For the Disabled Citizens’ Property Tax Deferral, you must be receiving federal Social Security disability benefits on December 31 of the year before you apply. You must send a copy of your federal Social Security award letter with your deferral application.
For the Senior Citizens’ Property Tax Deferral, you must be at least 62 years old by April 15 of the year you apply.
How do I apply for a deferral?
Please contact the Assessor’s office at 503-588-5144 or on the web at: http://www.co.marion.or.us/ao or go to the Department of Revenue website at: http://www.oregon.gov/DOR for the necessary applications and any additional information you may need.
How long may I stay on the deferral program?To remain in the program, you must "re-certify" every two years. This means you must re-apply for the program every other year and meet all of the qualifications. If you don't re-certify or qualify, the state won't pay your property taxes.

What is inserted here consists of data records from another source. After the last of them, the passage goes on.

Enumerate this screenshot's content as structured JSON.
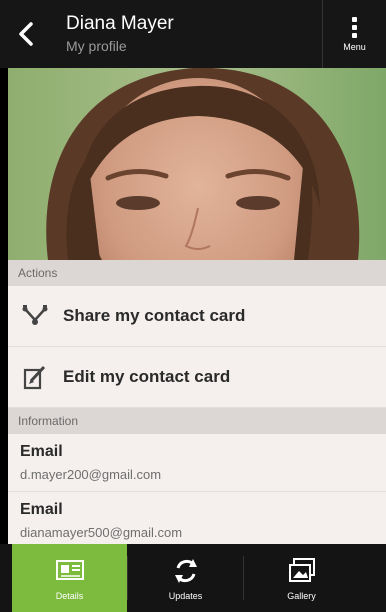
{
  "header": {
    "back_icon": "back-chevron-icon",
    "title": "Diana Mayer",
    "subtitle": "My profile",
    "menu_label": "Menu",
    "menu_icon": "overflow-menu-icon"
  },
  "photo": {
    "subject": "profile-photo"
  },
  "actions": {
    "section_title": "Actions",
    "items": [
      {
        "label": "Share my contact card",
        "icon": "share-icon"
      },
      {
        "label": "Edit my contact card",
        "icon": "edit-icon"
      }
    ]
  },
  "information": {
    "section_title": "Information",
    "items": [
      {
        "label": "Email",
        "value": "d.mayer200@gmail.com"
      },
      {
        "label": "Email",
        "value": "dianamayer500@gmail.com"
      }
    ]
  },
  "bottom_nav": {
    "items": [
      {
        "label": "Details",
        "icon": "details-card-icon",
        "active": true
      },
      {
        "label": "Updates",
        "icon": "refresh-icon",
        "active": false
      },
      {
        "label": "Gallery",
        "icon": "gallery-icon",
        "active": false
      }
    ],
    "active_color": "#7dbb3e"
  }
}
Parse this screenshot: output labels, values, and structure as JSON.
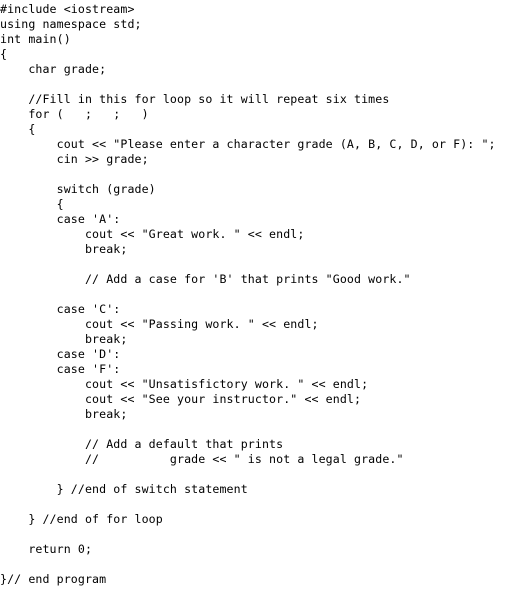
{
  "code": {
    "language": "cpp",
    "lines": [
      "#include <iostream>",
      "using namespace std;",
      "int main()",
      "{",
      "    char grade;",
      "",
      "    //Fill in this for loop so it will repeat six times",
      "    for (   ;   ;   )",
      "    {",
      "        cout << \"Please enter a character grade (A, B, C, D, or F): \";",
      "        cin >> grade;",
      "",
      "        switch (grade)",
      "        {",
      "        case 'A':",
      "            cout << \"Great work. \" << endl;",
      "            break;",
      "",
      "            // Add a case for 'B' that prints \"Good work.\"",
      "",
      "        case 'C':",
      "            cout << \"Passing work. \" << endl;",
      "            break;",
      "        case 'D':",
      "        case 'F':",
      "            cout << \"Unsatisfictory work. \" << endl;",
      "            cout << \"See your instructor.\" << endl;",
      "            break;",
      "",
      "            // Add a default that prints",
      "            //          grade << \" is not a legal grade.\"",
      "",
      "        } //end of switch statement",
      "",
      "    } //end of for loop",
      "",
      "    return 0;",
      "",
      "}// end program"
    ]
  }
}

Does a non-profit organization have to pay property taxes?
Qualifying non-profit organizations may have their property taxes cancelled. The most common qualifying entities are: religious, fraternal, literary, benevolent, or charitable organizations and scientific institutions.
Property for which an exemption is requested must be actively occupied and used by the organization in a way that furthers its stated purpose. The property must also be reasonably necessary. Any portion of the property that does not meet these criteria is subject to assessment and taxation the same as all other taxable property.
Exemption is not automatic. An application must be filed with the Assessor between January 1 and April 1.
Certain leased property, real and personal, may also qualify for exemption.
Contact the Assessor’s office at 503-588-5144 for filing procedures.
Can a non-profit organization get an exemption on a bare piece of land to be used as a future building site?
No. The land must be in use, or groundwork started, by June 30 of the year applied for.
We will be buying or leasing property after the April 1 filing deadline, can we still get an exemption?
If the start date is before July 1, you have 30 days from the start/sign date to apply for exemption.